To be fair, the snub of the South African President probably had less to do with race per se than with foreign policy, the field in which Helms, who since 1986, has been either the chairman of the Senate Foreign Relations Committee or its ranking Republican, has done his worst mischief. His vaunted anti-Communism was never based upon principled belief in democracy. His support of the apartheid regime was of a piece with his enthusiasm for any dictatorship, no matter how brutal, that could plausibly be described as right wing. (He even supported the Argentine junta in the Falklands war with Britain.) He has crippled America’s diplomatic corps, systematically starving the State Department of funds and capriciously blocking the confirmation of highly qualified ambassadorial nominees. But it is in his unrelenting hostility to international institutions that he has done his greatest and probably most lasting damage.
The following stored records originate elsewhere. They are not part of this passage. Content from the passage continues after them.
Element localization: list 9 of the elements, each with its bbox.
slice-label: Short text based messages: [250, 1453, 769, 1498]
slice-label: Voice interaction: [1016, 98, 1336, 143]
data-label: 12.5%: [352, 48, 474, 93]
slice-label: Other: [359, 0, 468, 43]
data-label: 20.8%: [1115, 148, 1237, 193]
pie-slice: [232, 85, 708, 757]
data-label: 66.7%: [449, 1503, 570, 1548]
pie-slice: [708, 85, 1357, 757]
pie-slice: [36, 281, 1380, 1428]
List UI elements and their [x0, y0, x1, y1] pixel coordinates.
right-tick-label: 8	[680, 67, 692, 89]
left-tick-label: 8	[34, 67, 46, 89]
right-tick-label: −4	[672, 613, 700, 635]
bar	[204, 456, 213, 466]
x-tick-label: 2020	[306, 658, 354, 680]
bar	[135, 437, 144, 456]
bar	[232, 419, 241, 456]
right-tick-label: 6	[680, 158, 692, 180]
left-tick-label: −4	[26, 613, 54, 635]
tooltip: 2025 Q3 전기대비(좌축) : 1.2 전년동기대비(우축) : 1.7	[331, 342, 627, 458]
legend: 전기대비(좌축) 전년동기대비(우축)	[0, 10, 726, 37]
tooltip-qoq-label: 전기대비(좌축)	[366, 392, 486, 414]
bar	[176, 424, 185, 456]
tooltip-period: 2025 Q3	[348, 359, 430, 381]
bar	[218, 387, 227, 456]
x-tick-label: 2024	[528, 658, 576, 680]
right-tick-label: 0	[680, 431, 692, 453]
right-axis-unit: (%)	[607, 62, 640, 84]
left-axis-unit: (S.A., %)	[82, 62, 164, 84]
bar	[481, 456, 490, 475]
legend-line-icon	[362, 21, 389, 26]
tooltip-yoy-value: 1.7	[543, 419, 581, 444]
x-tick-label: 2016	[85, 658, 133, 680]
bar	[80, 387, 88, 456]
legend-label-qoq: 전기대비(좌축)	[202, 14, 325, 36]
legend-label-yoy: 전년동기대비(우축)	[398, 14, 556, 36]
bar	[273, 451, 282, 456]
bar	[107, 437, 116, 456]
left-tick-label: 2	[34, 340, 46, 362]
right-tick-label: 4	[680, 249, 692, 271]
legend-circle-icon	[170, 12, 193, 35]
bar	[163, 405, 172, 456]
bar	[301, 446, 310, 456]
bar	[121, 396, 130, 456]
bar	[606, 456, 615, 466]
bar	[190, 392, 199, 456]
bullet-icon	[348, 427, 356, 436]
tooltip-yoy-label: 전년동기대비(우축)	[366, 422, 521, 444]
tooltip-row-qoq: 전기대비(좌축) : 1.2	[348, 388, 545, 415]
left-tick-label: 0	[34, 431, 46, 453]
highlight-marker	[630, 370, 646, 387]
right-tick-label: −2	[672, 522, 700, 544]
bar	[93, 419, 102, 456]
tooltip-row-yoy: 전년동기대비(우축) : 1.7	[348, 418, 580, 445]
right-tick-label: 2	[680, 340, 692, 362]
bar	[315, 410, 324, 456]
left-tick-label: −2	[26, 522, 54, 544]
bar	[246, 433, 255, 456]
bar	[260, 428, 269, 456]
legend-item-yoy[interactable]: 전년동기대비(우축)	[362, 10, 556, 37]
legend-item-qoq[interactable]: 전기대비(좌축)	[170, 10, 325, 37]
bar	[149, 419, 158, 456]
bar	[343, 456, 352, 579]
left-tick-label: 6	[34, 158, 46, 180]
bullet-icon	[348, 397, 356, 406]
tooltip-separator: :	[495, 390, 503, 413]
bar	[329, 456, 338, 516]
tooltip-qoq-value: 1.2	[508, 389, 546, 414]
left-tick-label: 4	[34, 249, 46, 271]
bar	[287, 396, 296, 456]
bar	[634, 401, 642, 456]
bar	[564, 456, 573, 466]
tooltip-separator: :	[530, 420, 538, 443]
The gauzy story line of the past week requires Helms to have "mellowed," the main piece of evidence being his agreement, in 1999, to allow payment of some nine hundred million dollars of the $1.3 billion in back dues the United States then owed the United Nations. Never mind that it was he who had abused the rules of the Senate to hold up the payments in the first place, or that the United States was on the verge of being deeply embarrassed by losing its right to vote in the General Assembly. The real significance of the episode is that what was supposed to be legally binding has now been certified as volitional. A new "principle" -- that the solemn obligations of the United States are subject to abrogation without notice by congressional ideologues -- has become ever more entrenched. America’s U.N. bill, by the way, remains unpaid; it now amounts to $2.3 billion, a record, thanks to the machinations of such mini-Helmses as Tom DeLay, the House majority whip. Helms’s heirs now populate the other end of Pennsylvania Avenue, too: the national-security apparatus of the Bush Administration is heavily salted with his former assistants. Little wonder that the Administration adds almost weekly to the long list of useful international treaties it proposes to reject, abrogate, or simply scrap. The retirement of Jesse Helms has been hailed (and mourned) as "the end of an era." If only that were true.